Major depressive disorder (MDD or MD) is a mental disorder that severely impairs the cognitive well-being of the victim and those around them. Its symptoms include a persistently low mood coupled with a self-reported lack of pleasure in everyday activities (1). Until now, practitioners have relied on subclinical depression symptoms to recognize its onset. As such, there is an increasing need for a measurable biological marker to reliably predict the likelihood of future episodes of MD. Owens et al. (2014) has isolated elevated levels of the hormone cortisol, in conjunction with behavioral symptoms, as a reliable predictor of potential for MD onset.
Cortisol itself is a glucocorticoid, a steroid hormone produced in the adrenal gland, and is released into the body during stressful situations and when glucose levels within the blood become too low (2). While cortisol has a variety of effects, its main functions are to increase blood sugar through gluconeogenesis, suppress the immune system, and aid in metabolism via the breakdown of fats, proteins, and carbohydrates (3). Prior research has shown that dysregulated cortisol levels, specifically elevated morning and evening levels, correlate with symptoms indicative of MD.
Researchers first gathered data from two cohorts of young adults (N = 1,858) within the United Kingdom. They organized this group into four “classes” based on binary representations, high or low, of their morning and evening cortisol levels and the prevalence of depressive symptoms. Class 1 held low cortisol levels and little low depressive symptoms, class 2 held low cortisol and high depressive symptoms, class 3 had high cortisol and low depressive symptoms, and class 4 was high in both categories. General conclusions, drawn from post-hoc access to medical records up to 36 months after the initial testing, indicated that individuals from classes 2-4 were anywhere from 1.6 to 7.1 times more likely to meet criteria for clinical depression than were those in class 1.
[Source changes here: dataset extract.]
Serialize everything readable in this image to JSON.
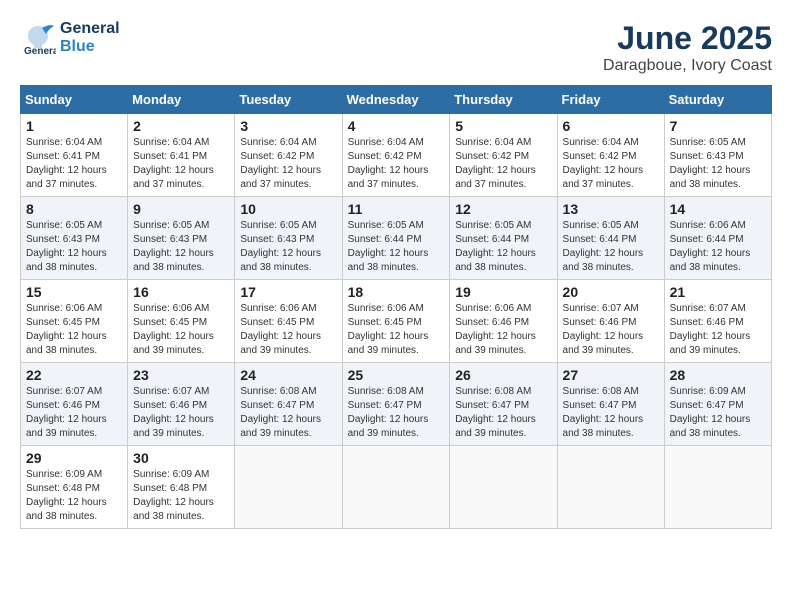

Researchers also found a correlation between cortisol levels and likelihood of becoming clinically depressed that was asymmetric across genders. For men, there was a significantly increased probability of developing MD in class 4 as opposed to class 1. For women, individuals in group 3 were more likely to develop MD symptoms, followed by class 4. Given that the only difference between class 3 and class 4 individuals is cortisol levels, it would appear that the hormone paired with depressive symptoms is a predictor primarily in men. For women, the depressive symptoms themselves remained a reliable predictor regardless of cortisol activity.
To dissociate the present results from those of disorders not involving depression, Owens et al. repeated the analysis using non-depressive psychiatric disorders (NDPD). In contrast with results gained by using symptoms of depression, classes 1 and 2 showed no difference in likelihood to report NDPD. Moreover, while classes 3 and 4 were more likely to report than class 1, the two classes differed very little from one another. Furthermore, there was no significant sex-differentiated effect, which was exhibited strongly in the results utilizing depressive symptoms. This single dissociation provides evidence that it is specifically depressive disorders, as opposed to those arising from other psychiatric states, which match with cortisol to predict the onset of MD.
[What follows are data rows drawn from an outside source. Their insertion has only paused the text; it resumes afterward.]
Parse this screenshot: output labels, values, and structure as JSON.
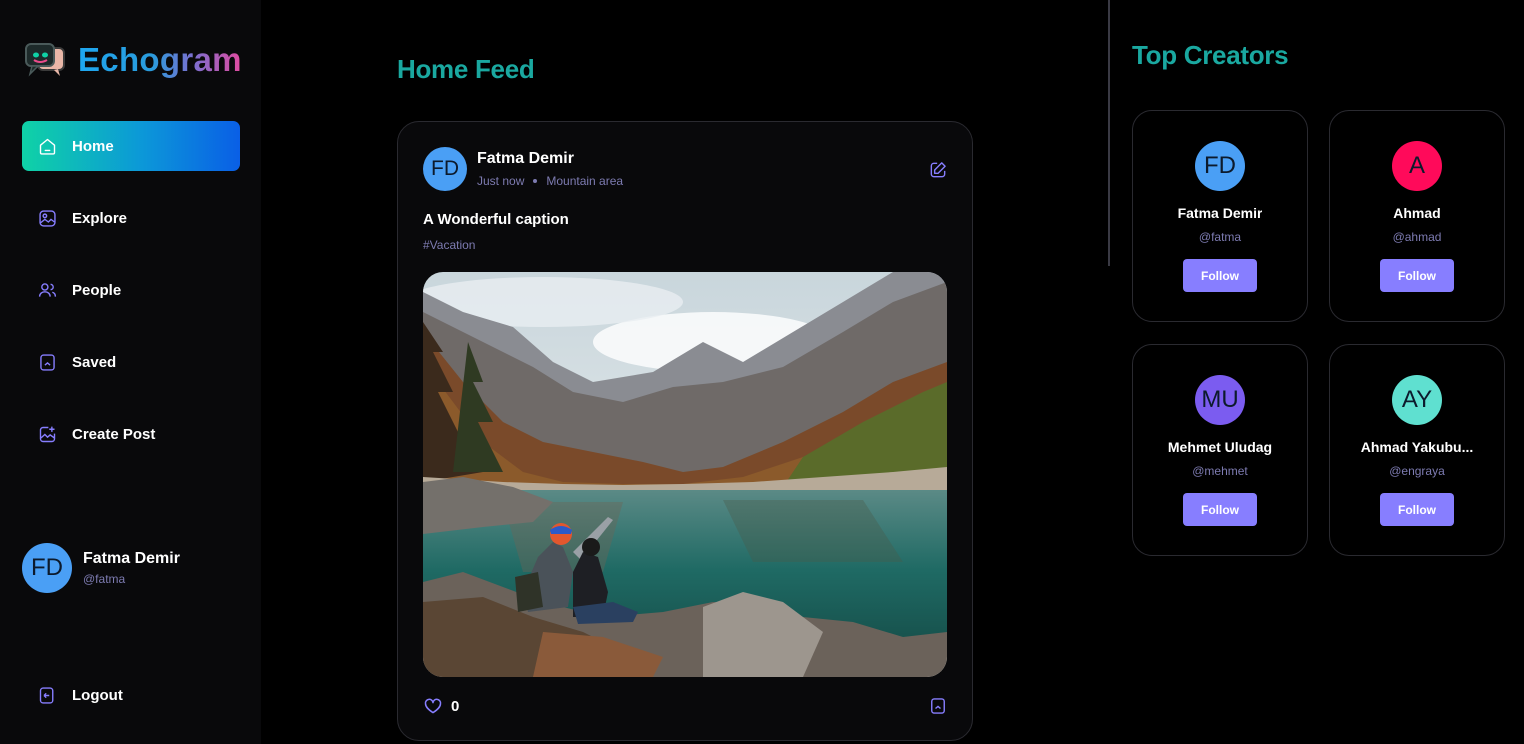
{
  "brand": {
    "name": "Echogram"
  },
  "sidebar": {
    "items": [
      {
        "label": "Home",
        "icon": "home-icon",
        "active": true
      },
      {
        "label": "Explore",
        "icon": "gallery-icon",
        "active": false
      },
      {
        "label": "People",
        "icon": "people-icon",
        "active": false
      },
      {
        "label": "Saved",
        "icon": "bookmark-icon",
        "active": false
      },
      {
        "label": "Create Post",
        "icon": "add-image-icon",
        "active": false
      }
    ],
    "profile": {
      "initials": "FD",
      "name": "Fatma Demir",
      "handle": "@fatma",
      "color": "#4a9ff5"
    },
    "logout": {
      "label": "Logout",
      "icon": "logout-icon"
    }
  },
  "main": {
    "title": "Home Feed",
    "post": {
      "author_initials": "FD",
      "author": "Fatma Demir",
      "time": "Just now",
      "location": "Mountain area",
      "caption": "A Wonderful caption",
      "tag": "#Vacation",
      "likes": "0",
      "avatar_color": "#4a9ff5"
    }
  },
  "right": {
    "title": "Top Creators",
    "creators": [
      {
        "initials": "FD",
        "name": "Fatma Demir",
        "handle": "@fatma",
        "color": "#4a9ff5",
        "button": "Follow"
      },
      {
        "initials": "A",
        "name": "Ahmad",
        "handle": "@ahmad",
        "color": "#ff0a5a",
        "button": "Follow"
      },
      {
        "initials": "MU",
        "name": "Mehmet Uludag",
        "handle": "@mehmet",
        "color": "#7b5cf0",
        "button": "Follow"
      },
      {
        "initials": "AY",
        "name": "Ahmad Yakubu...",
        "handle": "@engraya",
        "color": "#5fe0d0",
        "button": "Follow"
      }
    ]
  },
  "colors": {
    "accent": "#877eff",
    "title": "#1aa8a0",
    "muted": "#7d7bb1",
    "active_gradient": [
      "#0fd2a6",
      "#0a5fe6"
    ]
  }
}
As people with symptoms of depression often fail the overgeneralized memory (OGM) test, this can be used to examine the validity of these findings. As expected, individuals in class 4 showed significantly more OGM responses than classes 1 through 3. However, because it was primarily men that showed MD symptoms in class 4, this behavioral mechanism appears to extend mainly to them. Women showed the largest correlation with MD in class 3.
The above research outlines a positive correlation between the hormone cortisol and the symptoms of major depressive disorder. It also shows that current measurements yield stronger results for men, quantifying the view of differing physiological and behavioral responses to depression for men and women.
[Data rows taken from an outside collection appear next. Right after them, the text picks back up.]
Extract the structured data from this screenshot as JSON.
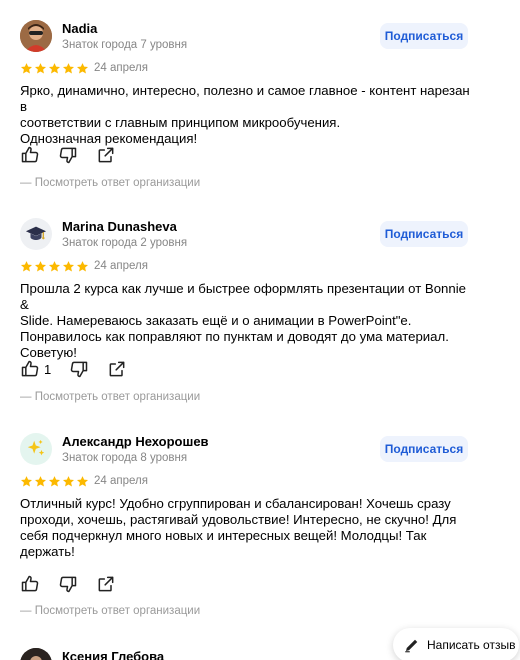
{
  "colors": {
    "star": "#fcb900",
    "subscribe_bg": "#eef3fd",
    "subscribe_text": "#1f5cd6",
    "muted": "#868686"
  },
  "reviews": [
    {
      "name": "Nadia",
      "level": "Знаток города 7 уровня",
      "subscribe_label": "Подписаться",
      "rating": 5,
      "date": "24 апреля",
      "text": [
        "Ярко, динамично, интересно, полезно и самое главное - контент нарезан в",
        "соответствии с главным принципом микрообучения.",
        "Однозначная рекомендация!"
      ],
      "likes": "",
      "reply_link": "— Посмотреть ответ организации",
      "avatar_icon": "photo-avatar"
    },
    {
      "name": "Marina Dunasheva",
      "level": "Знаток города 2 уровня",
      "subscribe_label": "Подписаться",
      "rating": 5,
      "date": "24 апреля",
      "text": [
        "Прошла 2 курса как лучше и быстрее оформлять презентации от Bonnie &",
        "Slide. Намереваюсь заказать ещё и о анимации в PowerPoint\"е.",
        "Понравилось как поправляют по пунктам и доводят до ума материал.",
        "Советую!"
      ],
      "likes": "1",
      "reply_link": "— Посмотреть ответ организации",
      "avatar_icon": "graduation-cap-icon"
    },
    {
      "name": "Александр Нехорошев",
      "level": "Знаток города 8 уровня",
      "subscribe_label": "Подписаться",
      "rating": 5,
      "date": "24 апреля",
      "text": [
        "Отличный курс! Удобно сгруппирован и сбалансирован! Хочешь сразу",
        "проходи, хочешь, растягивай удовольствие! Интересно, не скучно! Для",
        "себя подчеркнул много новых и интересных вещей! Молодцы! Так",
        "держать!"
      ],
      "likes": "",
      "reply_link": "— Посмотреть ответ организации",
      "avatar_icon": "sparkles-icon"
    },
    {
      "name": "Ксения Глебова",
      "avatar_icon": "photo-avatar"
    }
  ],
  "write_review_label": "Написать отзыв"
}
1. Djurhuus, C. B., Gravholt, C. H., Nielsen, S., Mengel, A., Christiansen, J. S., Schmitz, O. E., & Møller, N. (2002). Effects of cortisol on lipolysis and regional interstitial glycerol levels in humans. American Journal of Physiology-Endocrinology And Metabolism, 283(1), E172-E177.
2. K Hoehn, E. M. (2010). Human Anatomy and Physiology. San Francisco: Benjamin Cummings.
3. Owens, M., et al. (2014). Elevated morning cortisol is a stratified population-level biomarker for major depression in boys only with high depressive symptoms. Proceedings of the National Academy of Sciences, 111(9), 3638-3643.